Like my cousin's t-shirt says...

...freedom isn't free. Though, I doubt his shirt referred to the statistical computing wars that occassionally bubble up among academics.

Over at the wonderful blog Data Colada is a new piece about reproducibility in R. R is a fantastic statistical computing environment. It is free, it is flexible, and it has a following among academics that makes Elon Musk fans look sleepy.

Simonsohn highlights a critical problem with R: reproducibility. The R program itself, as well as the many user packages that academic research depends upon, are frequently updated, making posted code likely to have a shelf life closer to milk than the academic timeline needed for reproducing results. This is a critical issue that any serious researcher will need to build into their workflow.

Simonsohn discusses this issue in terms of reproducing already published work. I suspect it also likely causes issues for folks in between rounds of review prior to publication. If the review process can take anywhere between three months to multiple years, then the problems of package stability torpedoing one's results will likely occur during this early phase of a paper as well. Definitely not something graduate students or early career researchers should hope for.

Now, Simonsohn is incredible and so has developed a package to anchor package updates: groundhog. You use the groundhog package and then you can anchor your program to a particular day's pacakge update.

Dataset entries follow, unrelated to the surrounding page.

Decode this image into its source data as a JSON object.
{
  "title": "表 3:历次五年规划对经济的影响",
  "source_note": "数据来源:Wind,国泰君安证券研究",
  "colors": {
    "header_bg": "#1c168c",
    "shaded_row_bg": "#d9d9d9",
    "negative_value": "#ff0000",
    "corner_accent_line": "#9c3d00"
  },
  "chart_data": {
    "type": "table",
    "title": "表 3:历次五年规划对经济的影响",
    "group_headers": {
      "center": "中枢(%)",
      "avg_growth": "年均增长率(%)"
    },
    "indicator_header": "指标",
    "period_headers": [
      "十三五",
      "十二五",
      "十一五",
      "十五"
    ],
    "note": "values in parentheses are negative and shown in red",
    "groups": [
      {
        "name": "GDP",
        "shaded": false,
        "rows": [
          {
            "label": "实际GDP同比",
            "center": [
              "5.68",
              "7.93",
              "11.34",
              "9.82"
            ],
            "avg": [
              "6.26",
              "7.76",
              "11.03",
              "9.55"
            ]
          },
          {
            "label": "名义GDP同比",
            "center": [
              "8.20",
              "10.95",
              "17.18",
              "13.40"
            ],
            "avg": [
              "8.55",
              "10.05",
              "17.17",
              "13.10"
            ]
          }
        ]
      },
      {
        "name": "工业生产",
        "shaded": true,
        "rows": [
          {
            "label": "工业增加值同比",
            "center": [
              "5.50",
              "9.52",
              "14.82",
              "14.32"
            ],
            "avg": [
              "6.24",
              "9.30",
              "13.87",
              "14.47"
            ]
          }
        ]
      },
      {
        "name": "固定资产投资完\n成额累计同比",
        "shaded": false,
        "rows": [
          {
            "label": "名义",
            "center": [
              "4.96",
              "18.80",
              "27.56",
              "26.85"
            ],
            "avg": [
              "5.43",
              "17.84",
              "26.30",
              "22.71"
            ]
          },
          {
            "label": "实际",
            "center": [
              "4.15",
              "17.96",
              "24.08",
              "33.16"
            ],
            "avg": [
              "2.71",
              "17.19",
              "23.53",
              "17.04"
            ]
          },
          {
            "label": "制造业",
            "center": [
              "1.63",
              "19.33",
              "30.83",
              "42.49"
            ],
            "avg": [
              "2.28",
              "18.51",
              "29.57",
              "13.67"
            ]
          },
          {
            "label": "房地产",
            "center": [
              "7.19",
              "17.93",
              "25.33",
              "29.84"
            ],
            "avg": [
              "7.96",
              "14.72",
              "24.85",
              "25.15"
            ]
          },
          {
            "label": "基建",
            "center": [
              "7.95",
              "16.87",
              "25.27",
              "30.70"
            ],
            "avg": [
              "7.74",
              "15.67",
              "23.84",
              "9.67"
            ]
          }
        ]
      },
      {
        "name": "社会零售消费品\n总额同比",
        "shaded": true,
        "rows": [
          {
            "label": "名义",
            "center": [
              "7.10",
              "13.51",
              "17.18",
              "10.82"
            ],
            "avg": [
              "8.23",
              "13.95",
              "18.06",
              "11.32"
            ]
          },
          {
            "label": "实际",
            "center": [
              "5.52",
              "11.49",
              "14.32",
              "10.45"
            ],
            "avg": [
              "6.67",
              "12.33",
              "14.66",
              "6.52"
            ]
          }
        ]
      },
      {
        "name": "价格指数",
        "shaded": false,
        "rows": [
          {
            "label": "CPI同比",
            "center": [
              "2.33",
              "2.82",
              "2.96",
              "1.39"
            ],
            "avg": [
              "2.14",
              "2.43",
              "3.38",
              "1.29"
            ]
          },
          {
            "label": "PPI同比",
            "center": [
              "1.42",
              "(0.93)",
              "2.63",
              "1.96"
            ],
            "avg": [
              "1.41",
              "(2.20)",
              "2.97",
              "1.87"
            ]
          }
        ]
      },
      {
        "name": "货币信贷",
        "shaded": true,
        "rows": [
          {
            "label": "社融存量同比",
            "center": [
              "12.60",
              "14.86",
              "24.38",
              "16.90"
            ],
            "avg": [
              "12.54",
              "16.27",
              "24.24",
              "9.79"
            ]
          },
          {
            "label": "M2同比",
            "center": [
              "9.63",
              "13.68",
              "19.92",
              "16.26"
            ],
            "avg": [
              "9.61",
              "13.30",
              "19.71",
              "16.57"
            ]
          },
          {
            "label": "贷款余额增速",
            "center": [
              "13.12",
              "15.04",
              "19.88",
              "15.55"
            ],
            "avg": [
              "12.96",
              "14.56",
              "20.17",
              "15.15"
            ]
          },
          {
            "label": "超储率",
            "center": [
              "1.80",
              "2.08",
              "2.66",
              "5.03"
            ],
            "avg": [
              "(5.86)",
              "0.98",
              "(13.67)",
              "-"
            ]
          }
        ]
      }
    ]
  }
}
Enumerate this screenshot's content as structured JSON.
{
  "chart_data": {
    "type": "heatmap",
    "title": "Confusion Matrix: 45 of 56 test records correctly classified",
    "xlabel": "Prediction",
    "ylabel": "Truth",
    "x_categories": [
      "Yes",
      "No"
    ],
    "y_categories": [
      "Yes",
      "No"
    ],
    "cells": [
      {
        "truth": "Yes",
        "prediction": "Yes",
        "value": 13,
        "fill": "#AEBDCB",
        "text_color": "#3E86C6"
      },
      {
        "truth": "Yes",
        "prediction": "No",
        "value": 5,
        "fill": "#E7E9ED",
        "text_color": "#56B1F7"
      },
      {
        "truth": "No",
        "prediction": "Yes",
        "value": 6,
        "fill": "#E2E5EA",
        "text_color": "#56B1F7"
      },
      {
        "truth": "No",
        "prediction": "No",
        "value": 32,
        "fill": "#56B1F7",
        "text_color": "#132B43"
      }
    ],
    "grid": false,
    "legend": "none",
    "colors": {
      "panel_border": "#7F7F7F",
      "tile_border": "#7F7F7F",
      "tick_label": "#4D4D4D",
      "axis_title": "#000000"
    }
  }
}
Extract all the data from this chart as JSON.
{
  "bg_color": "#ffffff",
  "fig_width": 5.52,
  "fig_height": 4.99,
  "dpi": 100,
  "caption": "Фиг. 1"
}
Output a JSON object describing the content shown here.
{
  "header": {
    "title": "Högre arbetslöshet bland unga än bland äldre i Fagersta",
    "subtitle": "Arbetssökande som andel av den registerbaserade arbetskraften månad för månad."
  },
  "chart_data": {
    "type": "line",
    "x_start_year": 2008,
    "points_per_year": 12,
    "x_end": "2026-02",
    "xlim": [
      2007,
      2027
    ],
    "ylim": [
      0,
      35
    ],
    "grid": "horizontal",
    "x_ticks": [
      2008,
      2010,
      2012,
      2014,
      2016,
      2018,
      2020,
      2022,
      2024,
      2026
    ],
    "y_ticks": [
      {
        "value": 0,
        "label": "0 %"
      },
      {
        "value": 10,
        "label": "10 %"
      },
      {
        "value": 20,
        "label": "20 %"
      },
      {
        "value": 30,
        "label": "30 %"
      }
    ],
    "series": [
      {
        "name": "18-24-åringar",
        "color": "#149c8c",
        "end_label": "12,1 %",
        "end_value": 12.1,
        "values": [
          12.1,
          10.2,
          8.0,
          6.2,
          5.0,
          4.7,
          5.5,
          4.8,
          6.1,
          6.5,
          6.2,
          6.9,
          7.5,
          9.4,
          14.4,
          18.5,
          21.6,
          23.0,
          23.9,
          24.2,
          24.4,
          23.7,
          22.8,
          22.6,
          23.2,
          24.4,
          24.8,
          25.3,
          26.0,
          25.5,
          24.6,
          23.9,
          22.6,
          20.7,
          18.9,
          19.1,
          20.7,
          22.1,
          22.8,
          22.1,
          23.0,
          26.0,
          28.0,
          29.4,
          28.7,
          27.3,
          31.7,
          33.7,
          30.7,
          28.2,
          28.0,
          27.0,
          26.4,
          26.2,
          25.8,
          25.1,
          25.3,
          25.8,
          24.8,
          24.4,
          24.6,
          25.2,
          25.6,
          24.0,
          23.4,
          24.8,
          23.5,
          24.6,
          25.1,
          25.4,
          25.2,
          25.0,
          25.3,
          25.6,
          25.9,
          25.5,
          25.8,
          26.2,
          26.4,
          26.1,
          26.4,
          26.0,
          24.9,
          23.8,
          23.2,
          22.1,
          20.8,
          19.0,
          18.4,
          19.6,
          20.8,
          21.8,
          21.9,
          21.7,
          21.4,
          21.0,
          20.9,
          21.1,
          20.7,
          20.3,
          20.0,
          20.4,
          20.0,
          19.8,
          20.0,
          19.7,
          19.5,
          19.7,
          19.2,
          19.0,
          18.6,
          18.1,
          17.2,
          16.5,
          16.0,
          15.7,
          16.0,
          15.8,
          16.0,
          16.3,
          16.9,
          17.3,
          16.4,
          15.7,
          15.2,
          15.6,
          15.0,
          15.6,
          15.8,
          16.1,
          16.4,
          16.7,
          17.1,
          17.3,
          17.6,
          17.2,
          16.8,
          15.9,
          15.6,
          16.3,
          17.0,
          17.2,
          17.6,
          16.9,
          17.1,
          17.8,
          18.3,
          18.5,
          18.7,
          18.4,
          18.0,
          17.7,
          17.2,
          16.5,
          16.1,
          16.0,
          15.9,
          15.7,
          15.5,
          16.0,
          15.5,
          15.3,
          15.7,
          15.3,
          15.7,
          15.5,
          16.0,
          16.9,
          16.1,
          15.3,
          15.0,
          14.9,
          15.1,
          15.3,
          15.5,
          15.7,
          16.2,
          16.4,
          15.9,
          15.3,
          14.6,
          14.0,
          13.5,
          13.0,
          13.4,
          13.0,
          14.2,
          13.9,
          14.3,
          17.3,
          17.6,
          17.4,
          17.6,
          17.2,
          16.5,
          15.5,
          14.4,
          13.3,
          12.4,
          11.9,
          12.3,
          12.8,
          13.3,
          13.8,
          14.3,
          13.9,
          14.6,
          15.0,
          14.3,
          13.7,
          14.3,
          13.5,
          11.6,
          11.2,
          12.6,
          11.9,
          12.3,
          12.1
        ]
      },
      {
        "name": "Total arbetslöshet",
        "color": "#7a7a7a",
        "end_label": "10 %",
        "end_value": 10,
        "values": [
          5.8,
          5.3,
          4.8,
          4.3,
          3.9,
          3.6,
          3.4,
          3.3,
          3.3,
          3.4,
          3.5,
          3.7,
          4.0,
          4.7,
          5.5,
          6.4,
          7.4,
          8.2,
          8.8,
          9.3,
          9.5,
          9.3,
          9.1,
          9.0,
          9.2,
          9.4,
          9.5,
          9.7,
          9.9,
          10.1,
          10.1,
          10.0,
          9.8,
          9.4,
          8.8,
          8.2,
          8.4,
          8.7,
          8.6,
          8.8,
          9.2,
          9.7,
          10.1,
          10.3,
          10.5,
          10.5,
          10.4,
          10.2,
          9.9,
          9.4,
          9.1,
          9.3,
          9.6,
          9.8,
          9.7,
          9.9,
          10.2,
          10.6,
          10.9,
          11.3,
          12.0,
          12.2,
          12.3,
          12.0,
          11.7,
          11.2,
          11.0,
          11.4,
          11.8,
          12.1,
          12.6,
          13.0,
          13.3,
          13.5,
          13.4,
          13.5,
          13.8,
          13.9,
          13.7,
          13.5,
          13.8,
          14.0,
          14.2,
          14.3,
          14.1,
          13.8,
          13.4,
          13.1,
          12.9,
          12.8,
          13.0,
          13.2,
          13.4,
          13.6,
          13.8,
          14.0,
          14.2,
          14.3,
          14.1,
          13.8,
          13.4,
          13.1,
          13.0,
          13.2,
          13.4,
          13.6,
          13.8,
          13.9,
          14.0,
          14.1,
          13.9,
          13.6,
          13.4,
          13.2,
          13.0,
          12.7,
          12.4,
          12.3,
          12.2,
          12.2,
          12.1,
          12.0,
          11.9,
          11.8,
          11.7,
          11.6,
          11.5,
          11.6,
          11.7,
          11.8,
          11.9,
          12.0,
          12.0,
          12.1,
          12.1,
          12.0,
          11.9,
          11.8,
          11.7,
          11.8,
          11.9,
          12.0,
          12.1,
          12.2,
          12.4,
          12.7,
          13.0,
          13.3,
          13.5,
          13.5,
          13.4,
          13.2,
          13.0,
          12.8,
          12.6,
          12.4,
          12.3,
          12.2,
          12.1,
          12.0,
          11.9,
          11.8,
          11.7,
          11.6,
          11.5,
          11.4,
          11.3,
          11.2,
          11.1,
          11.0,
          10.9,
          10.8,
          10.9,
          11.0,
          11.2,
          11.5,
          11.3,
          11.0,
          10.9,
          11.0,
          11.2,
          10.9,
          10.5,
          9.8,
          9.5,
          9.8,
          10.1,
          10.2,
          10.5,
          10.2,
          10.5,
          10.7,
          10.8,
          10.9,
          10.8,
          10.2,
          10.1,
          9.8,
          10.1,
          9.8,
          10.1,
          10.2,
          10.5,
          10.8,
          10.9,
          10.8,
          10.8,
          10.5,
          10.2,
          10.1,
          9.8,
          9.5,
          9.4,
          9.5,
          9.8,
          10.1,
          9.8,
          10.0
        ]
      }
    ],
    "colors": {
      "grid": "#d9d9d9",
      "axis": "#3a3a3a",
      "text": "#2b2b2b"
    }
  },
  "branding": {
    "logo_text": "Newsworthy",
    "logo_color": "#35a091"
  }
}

I have no strong feelings about statistical software environments and I generally feel embarrassment when I see the occassional snarky fight on academic social media about the rank ordering of statistical program supremacy. Use R. Use Python. Use SAS. Use Stata. Use Matlab. Whatever. Do good research and invest more of your thought into research design and underlying statistical and methodological principles. I suspect such an investment will yield much greater returns in the long run.

If you use R, then it seems like you should immediately begin to incorporate groundhog into your default workflow. Easy. But I am left feeling ever so slightly uneasy. I'd just say that this feels a bit like opening up a new credit card to pay off your massive credit card debt. Problem solved! That initial debt is paid off and I'm not behind on my payment! I have a whole 30 days to deal with this new big debt! The fundamental problem with R seems to be that it is dependent on the whims of package updates? Let's solve it with a package that may or may not be stable across time!

Don't read into my argument too strong of a sentiment. R is great, I occassionally use it in my own projects, and I assume groundhog will go far in fixing issues of reproducibility. I'm thinking of making a more permanent transition to it someday. But Simonsohn's post highlights a serious cost to the program that cuts to fundamental principles of academic research. Don't discount this issue because if feels like a cooler or harder or more legitimate software environment.